Need help about quote and unquote

This code is from metaprograming elixir book. I dont understand when should use unquote. In first function there is no unqote to execute expression but in second function there is unquote why ?

defmodule ControlFlow do
 # Why there is no unquote here ?
  defmacro my_if(expr, do: if_block), do: if(expr, do: if_block, else: nil) 
# Why there is unquote here ?
  defmacro my_if(expr, do: if_block, else: else_block) do
    quote do
      case unquote(expr) do
        result when result in [false, nil] -> unquote(else_block)
        _ -> unquote(if_block)
1 Like

I suspect there’s a typo there. The first my_if clause should be:

defmacro my_if(expr, do: if_block), do: my_if(expr, do: if_block, else: nil)

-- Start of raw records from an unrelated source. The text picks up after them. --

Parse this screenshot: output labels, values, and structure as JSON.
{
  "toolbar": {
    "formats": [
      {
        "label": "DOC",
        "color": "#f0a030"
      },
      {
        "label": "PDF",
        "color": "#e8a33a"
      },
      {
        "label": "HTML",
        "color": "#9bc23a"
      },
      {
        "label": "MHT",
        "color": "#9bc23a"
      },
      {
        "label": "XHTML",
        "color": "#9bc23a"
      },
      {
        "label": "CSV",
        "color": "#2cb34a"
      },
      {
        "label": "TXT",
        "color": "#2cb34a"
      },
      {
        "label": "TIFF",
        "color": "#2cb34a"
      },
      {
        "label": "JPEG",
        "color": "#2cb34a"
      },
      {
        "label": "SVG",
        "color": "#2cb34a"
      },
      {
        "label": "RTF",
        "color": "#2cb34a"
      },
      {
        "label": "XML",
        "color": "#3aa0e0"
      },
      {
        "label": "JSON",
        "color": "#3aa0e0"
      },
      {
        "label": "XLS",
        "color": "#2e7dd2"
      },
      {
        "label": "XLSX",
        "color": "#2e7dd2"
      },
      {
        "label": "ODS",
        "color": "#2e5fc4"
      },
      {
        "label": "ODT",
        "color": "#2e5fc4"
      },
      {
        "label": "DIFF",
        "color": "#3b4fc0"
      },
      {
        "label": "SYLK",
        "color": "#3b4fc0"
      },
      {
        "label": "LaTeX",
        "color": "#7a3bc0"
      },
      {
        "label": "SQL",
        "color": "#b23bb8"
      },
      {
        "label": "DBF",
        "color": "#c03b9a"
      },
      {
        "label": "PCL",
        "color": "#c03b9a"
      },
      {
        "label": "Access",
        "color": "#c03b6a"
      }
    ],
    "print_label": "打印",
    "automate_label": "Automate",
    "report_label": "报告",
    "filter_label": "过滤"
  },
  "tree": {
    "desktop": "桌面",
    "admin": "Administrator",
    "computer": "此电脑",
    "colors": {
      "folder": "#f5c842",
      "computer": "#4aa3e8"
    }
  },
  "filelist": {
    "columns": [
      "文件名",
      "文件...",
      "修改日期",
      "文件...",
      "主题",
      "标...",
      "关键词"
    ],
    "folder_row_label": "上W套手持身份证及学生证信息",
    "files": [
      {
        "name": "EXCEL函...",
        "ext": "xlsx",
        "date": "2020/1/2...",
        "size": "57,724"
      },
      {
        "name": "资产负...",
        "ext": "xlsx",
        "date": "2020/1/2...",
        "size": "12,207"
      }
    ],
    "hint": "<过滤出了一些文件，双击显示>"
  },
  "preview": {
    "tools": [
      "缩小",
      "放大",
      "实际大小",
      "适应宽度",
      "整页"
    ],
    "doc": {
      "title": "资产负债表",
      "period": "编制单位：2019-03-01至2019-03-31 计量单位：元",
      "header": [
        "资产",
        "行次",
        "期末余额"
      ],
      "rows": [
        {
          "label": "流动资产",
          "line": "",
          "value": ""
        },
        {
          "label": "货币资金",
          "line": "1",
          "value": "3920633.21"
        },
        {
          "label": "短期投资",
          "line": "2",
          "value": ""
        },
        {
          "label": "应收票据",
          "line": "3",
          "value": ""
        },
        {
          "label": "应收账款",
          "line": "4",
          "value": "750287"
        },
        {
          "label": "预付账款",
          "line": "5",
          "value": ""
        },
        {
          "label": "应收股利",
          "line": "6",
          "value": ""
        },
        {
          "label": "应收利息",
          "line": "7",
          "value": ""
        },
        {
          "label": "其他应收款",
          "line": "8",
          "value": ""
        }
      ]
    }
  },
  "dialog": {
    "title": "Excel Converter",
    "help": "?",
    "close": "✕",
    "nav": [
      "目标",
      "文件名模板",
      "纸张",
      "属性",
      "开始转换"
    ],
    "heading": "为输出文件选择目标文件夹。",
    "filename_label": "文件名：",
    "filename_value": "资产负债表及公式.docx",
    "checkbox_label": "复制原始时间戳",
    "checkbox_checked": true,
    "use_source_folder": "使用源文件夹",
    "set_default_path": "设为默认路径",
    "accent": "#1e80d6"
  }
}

so it delegates to the 2nd clause

But it works when it is if.

It’s calling Kernel.if/2 which is a macro that handles the quoting itself. But if you’re going to rely on Kernel.if then why write my_if? That’s why I think it’s a typo.

1 Like

So in a macro we can use another macro without quote. Thanks i got it

I tried a smilar approach for while as first if function, but my_second_while function freezes iex. my_while function is working as expected

defmodule Loop do
	defmacro my_while(expression, do: block) do
		quote do
			for _ <- Stream.cycle([:ok]) do
				if unquote(expression) do
				# break out of loop

    #Same as first if function 
	defmacro my_second_while(expression, do: block) do
		my_while(expression, do: block)


require Loop
Loop.my_second_while true do
IO.puts "looping!"

Should be:

quote(do: my_while(expression, do: block))

Also, your Stream.cycle bit is not ever going to end, it will loop forever?

1 Like

Yes i guess so but why first my_if function works without unquote? what is difference? That example from book yes never ends

Your no-quote version of my_if does not work. I tested it with the following code:

ControlFlow.my_if 1 > 2, do: IO.puts("This should not be printed.")

And I saw that the sentence “This should not be printed.” is actually printed. This is because when you pass 1 > 2 to expr, it gets automatically quoted (becomes AST), and the AST is {:>, [context: Elixir, import: Kernel], [1, 2]} and is not false or nil, so the test of if(expr, ...) passes, and the if_block (which is also an AST) gets returned by the macro my_if.

If you test it with

ControlFlow.my_if false, do: IO.puts("This should not be printed.")

You get the correct behavior by accident because false is an atom, and atoms are “Elixir literals” that have exactly the same form in code and in AST.